SPEECH ACCENT ARCHIVE.

“The speech accent archive uniformly presents a large set of speech samples from a variety of language backgrounds. Native and non-native speakers of English read the same paragraph and are carefully transcribed. The archive is used by people who wish to compare and analyze the accents of different English speakers.” From the About page:

The speech accent archive is established to uniformly exhibit a large set of speech accents from a variety of language backgrounds. Native and non-native speakers of English all read the same English paragraph and are carefully recorded. The archive is constructed as a teaching tool and as a research tool. It is meant to be used by linguists as well as other people who simply wish to listen to and compare the accents of different English speakers…
All of the linguistic analyses of the accents are available for public scrutiny. We welcome comments on the accuracy of our transcriptions and analyses.
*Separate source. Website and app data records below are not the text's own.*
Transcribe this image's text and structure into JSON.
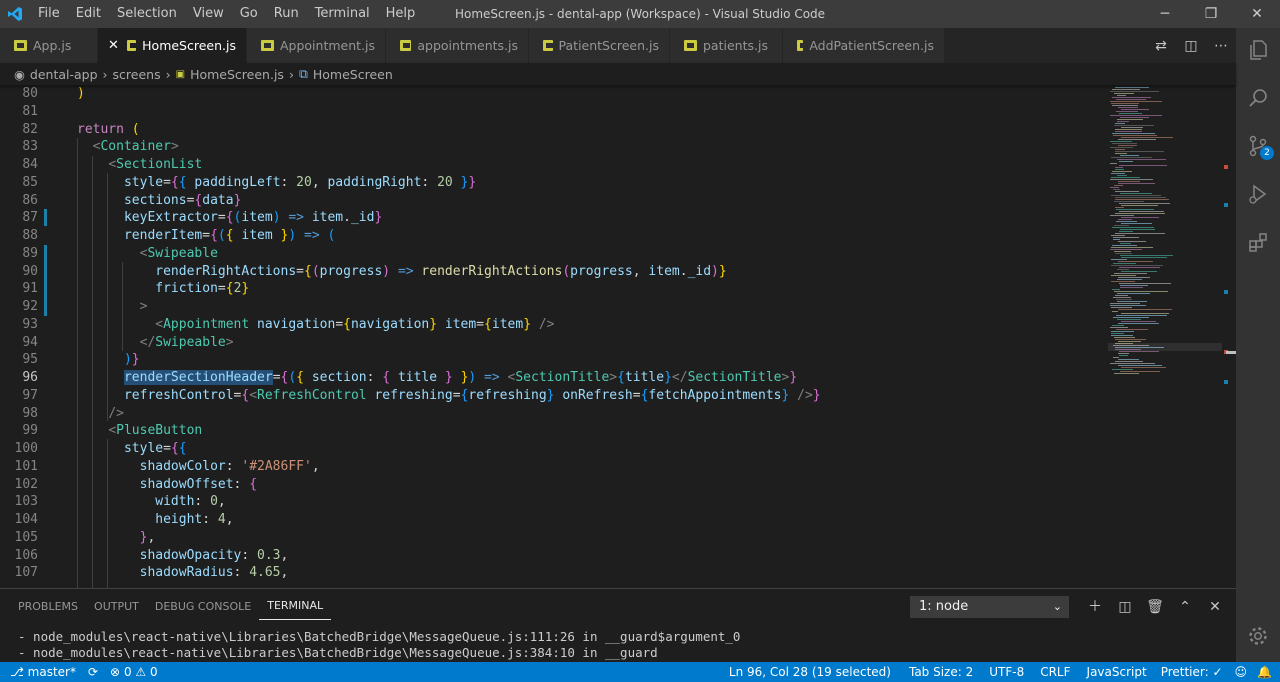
{
  "window": {
    "title": "HomeScreen.js - dental-app (Workspace) - Visual Studio Code",
    "menu": [
      "File",
      "Edit",
      "Selection",
      "View",
      "Go",
      "Run",
      "Terminal",
      "Help"
    ]
  },
  "tabs": [
    {
      "label": "App.js",
      "active": false
    },
    {
      "label": "HomeScreen.js",
      "active": true
    },
    {
      "label": "Appointment.js",
      "active": false
    },
    {
      "label": "appointments.js",
      "active": false
    },
    {
      "label": "PatientScreen.js",
      "active": false
    },
    {
      "label": "patients.js",
      "active": false
    },
    {
      "label": "AddPatientScreen.js",
      "active": false
    }
  ],
  "breadcrumb": {
    "workspace": "dental-app",
    "folder": "screens",
    "file": "HomeScreen.js",
    "symbol": "HomeScreen"
  },
  "editor": {
    "line_numbers": [
      "80",
      "81",
      "82",
      "83",
      "84",
      "85",
      "86",
      "87",
      "88",
      "89",
      "90",
      "91",
      "92",
      "93",
      "94",
      "95",
      "96",
      "97",
      "98",
      "99",
      "100",
      "101",
      "102",
      "103",
      "104",
      "105",
      "106",
      "107"
    ]
  },
  "panel": {
    "tabs": [
      "PROBLEMS",
      "OUTPUT",
      "DEBUG CONSOLE",
      "TERMINAL"
    ],
    "active_tab": "TERMINAL",
    "terminal_select": "1: node",
    "lines": [
      "- node_modules\\react-native\\Libraries\\BatchedBridge\\MessageQueue.js:111:26 in __guard$argument_0",
      "- node_modules\\react-native\\Libraries\\BatchedBridge\\MessageQueue.js:384:10 in __guard"
    ]
  },
  "statusbar": {
    "branch": "master*",
    "errors": "0",
    "warnings": "0",
    "cursor": "Ln 96, Col 28 (19 selected)",
    "tab_size": "Tab Size: 2",
    "encoding": "UTF-8",
    "eol": "CRLF",
    "language": "JavaScript",
    "formatter": "Prettier: ✓"
  },
  "activity": {
    "scm_badge": "2"
  },
  "colors": {
    "accent": "#007acc",
    "titlebar": "#3c3c3c",
    "editor_bg": "#1e1e1e"
  }
}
They include “a phonetic transcription of the sample, a set of the speaker’s phonological generalizations, a link to a map showing the speaker’s place of birth, and a link to the Ethnologue language database,” as well as a set of native language phonetic inventories. The archive is a project of the Program in Linguistics, the Technology across the Curriculum Program, and the Center for History and New Media of George Mason University. (Thanks for the heads-up, Bonnie!)
Addendum. KanTalk, a “space to practice spoken English or any other languages,” has a collection of recordings (currently 248) of the “Please call Stella” paragraph read by people from all sorts of linguistic backgrounds; you can record your own version if you like.

Comments

  1. Doug Sundseth says

    “[P]lace of birth” seems a thin reed on which to hang generalizations about accents. TCKs (Third-Culture Kids) constitute an ever-increasing part of the population, and it seems unlikely to be useful to categorize such people by birthplace.
    Is there any filtering mechanism to remove these samples from the database?
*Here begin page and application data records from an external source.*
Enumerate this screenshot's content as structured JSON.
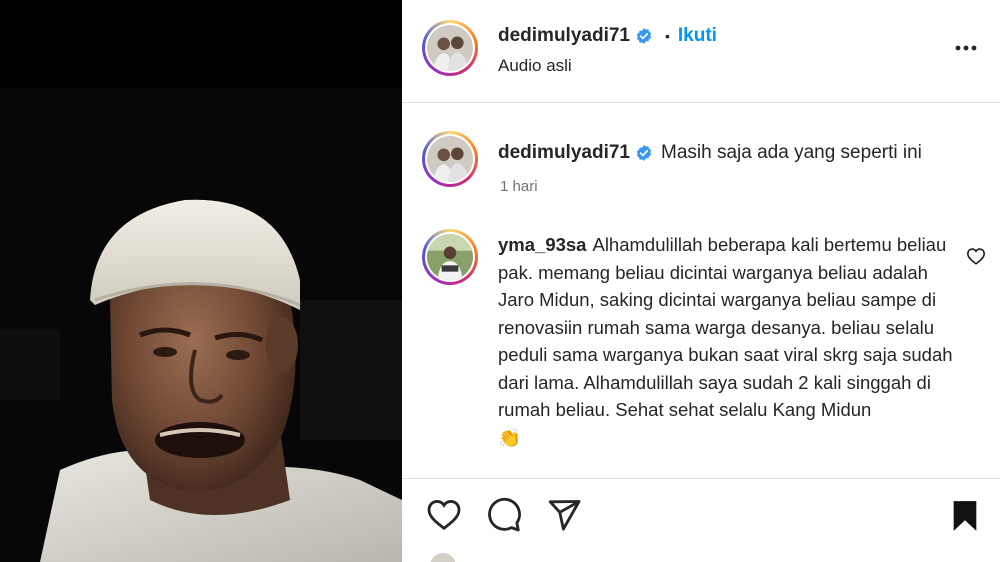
{
  "post_header": {
    "username": "dedimulyadi71",
    "follow_label": "Ikuti",
    "audio_label": "Audio asli"
  },
  "caption": {
    "username": "dedimulyadi71",
    "text": "Masih saja ada yang seperti ini",
    "time": "1 hari"
  },
  "comments": [
    {
      "username": "yma_93sa",
      "text": "Alhamdulillah beberapa kali bertemu beliau pak. memang beliau dicintai warganya beliau adalah Jaro Midun, saking dicintai warganya beliau sampe di renovasiin rumah sama warga desanya. beliau selalu peduli sama warganya bukan saat viral skrg saja sudah dari lama. Alhamdulillah saya sudah 2 kali singgah di rumah beliau. Sehat sehat selalu Kang Midun",
      "emoji": "👏"
    }
  ],
  "colors": {
    "accent_blue": "#0095f6",
    "verified_blue": "#3897f0",
    "text": "#262626",
    "muted": "#737373",
    "divider": "#dbdbdb"
  },
  "icons": {
    "header_more": "more-horizontal-icon",
    "verified": "verified-badge-icon",
    "comment_like": "heart-outline-icon",
    "like": "heart-icon",
    "comment": "comment-bubble-icon",
    "share": "paper-plane-icon",
    "save": "bookmark-filled-icon"
  }
}
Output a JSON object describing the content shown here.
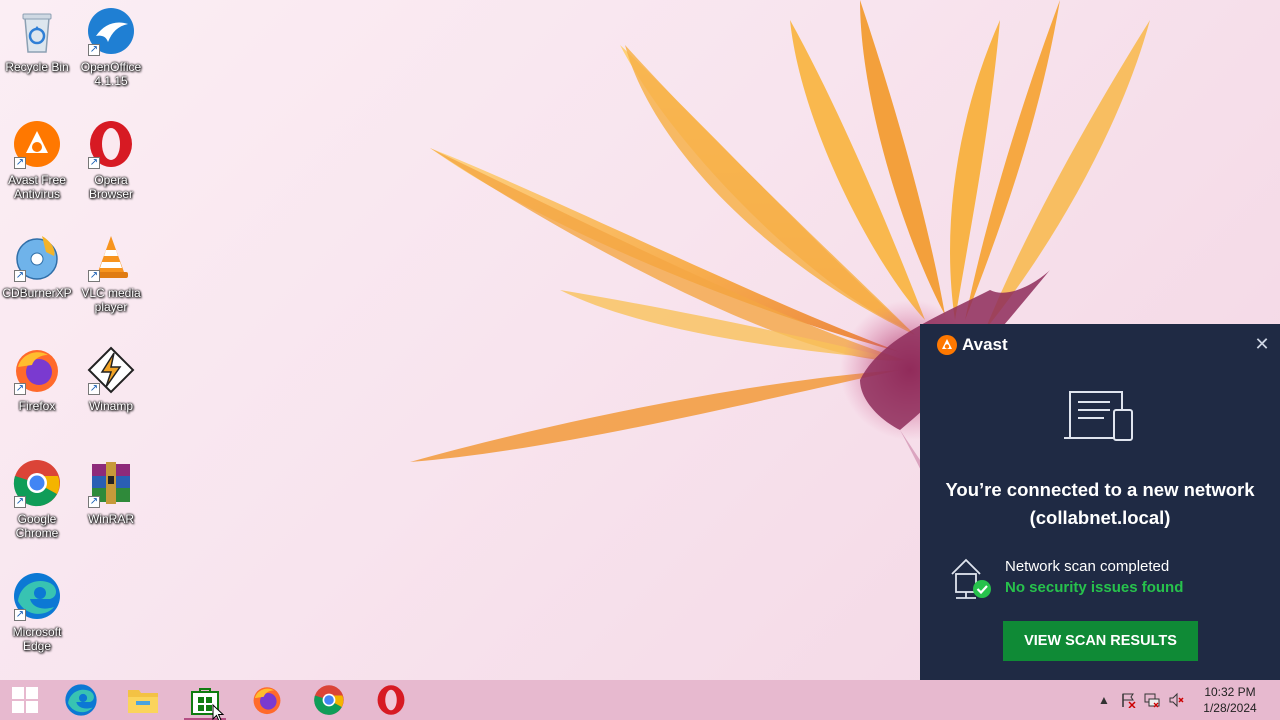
{
  "desktop": {
    "icons": [
      {
        "name": "recycle-bin",
        "label": "Recycle Bin"
      },
      {
        "name": "openoffice",
        "label": "OpenOffice 4.1.15"
      },
      {
        "name": "avast-free-antivirus",
        "label": "Avast Free Antivirus"
      },
      {
        "name": "opera-browser",
        "label": "Opera Browser"
      },
      {
        "name": "cdburnerxp",
        "label": "CDBurnerXP"
      },
      {
        "name": "vlc-media-player",
        "label": "VLC media player"
      },
      {
        "name": "firefox",
        "label": "Firefox"
      },
      {
        "name": "winamp",
        "label": "Winamp"
      },
      {
        "name": "google-chrome",
        "label": "Google Chrome"
      },
      {
        "name": "winrar",
        "label": "WinRAR"
      },
      {
        "name": "microsoft-edge",
        "label": "Microsoft Edge"
      }
    ]
  },
  "taskbar": {
    "apps": [
      "start-icon",
      "edge-icon",
      "file-explorer-icon",
      "store-icon",
      "firefox-icon",
      "chrome-icon",
      "opera-icon"
    ],
    "tray": {
      "time": "10:32 PM",
      "date": "1/28/2024"
    }
  },
  "avast_popup": {
    "brand": "Avast",
    "heading": "You’re connected to a new network (collabnet.local)",
    "status_line": "Network scan completed",
    "status_result": "No security issues found",
    "button_label": "VIEW SCAN RESULTS",
    "colors": {
      "background": "#1f2a44",
      "accent_green": "#27c24c",
      "button": "#0f8a36",
      "brand_orange": "#ff7800"
    }
  }
}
  2. Sociologist David Pollock describes a TCK as “a person who has spent a significant part of his or her developmental years outside the parents’ culture. The TCK builds relationships to all of the cultures, while not having full ownership of any.
    Kipling didn’t have full ‘ownership,’ of British culture? I’m certain that would have surprised him!

  3. I think place of birth should be replaced by place of elementary or secondary education. I never said more than “mama” in the place I was born–in Kentucky while my Virginian father was in seminary–and I grew up among people who spoke English either with a typical Japanese accent (which I can replicate pretty well) or with a variety of mostly Southern American accents. Nevertheless, I had purged most of my regional accent by the time I reached high school.
    Some of the missionaries spoke Japanese with appalling foreign accents, but many spoke quite fluently, and I would be very interested to see a similar compilation of nonnative accents in Japanese.
    Despite all that, I think the concept of TCKs has been oversold, partly by cross-cultural psychologists in search of clients, partly by self-promoting internationalists. In fact, the parents of TCKs, are usually living outside their own culture, adapting their own language and behavior to both a surrounding dominant “second” culture, plus a weird mix of other foreigners they frequently interact with. They’re already creolizing.
    Although I’m much more open to the concept of mixed languages than most linguists (from studying New Guinea languages), in such case, too, it almost always turns out on closer examination that one heritage predominates linguistically, although another may dominate culturally. (I’m far more American than Japanese, both linguistically and culturally.) In short, the idea of excluding TCKs from providing language samples seems to resurrect Neogrammarian, or at least pre-Labovian, ideas of imagined linguistic purity. Ain’t no such thing, and hardly ain’t never been, IMHO.

  4. Doug Sundseth says

    I agree that the TCK thing has been oversold. The experience is different from the typical (as I think you might agree), but not so different as to be unrecognizable.
    That said, TCK seemed a reasonable shorthand in this context for kids born somewhere with an accent unrelated to the accent of their parents and to that of their peers during their first N years of life. FWIW, I was born in Minnesota, spent most of my life before first grade in California, Colorado, and Idaho, and spent much of 1st grade and all of 2nd grade in the Tidewater region of Virginia.
    I’m sure there are pieces of all of the accents of all of those areas in my surviving accent (I recognize some of the pieces), but it’s surely not representative of Minnesota. Adding such an accent to a database as a Red River Valley accent would be misleading.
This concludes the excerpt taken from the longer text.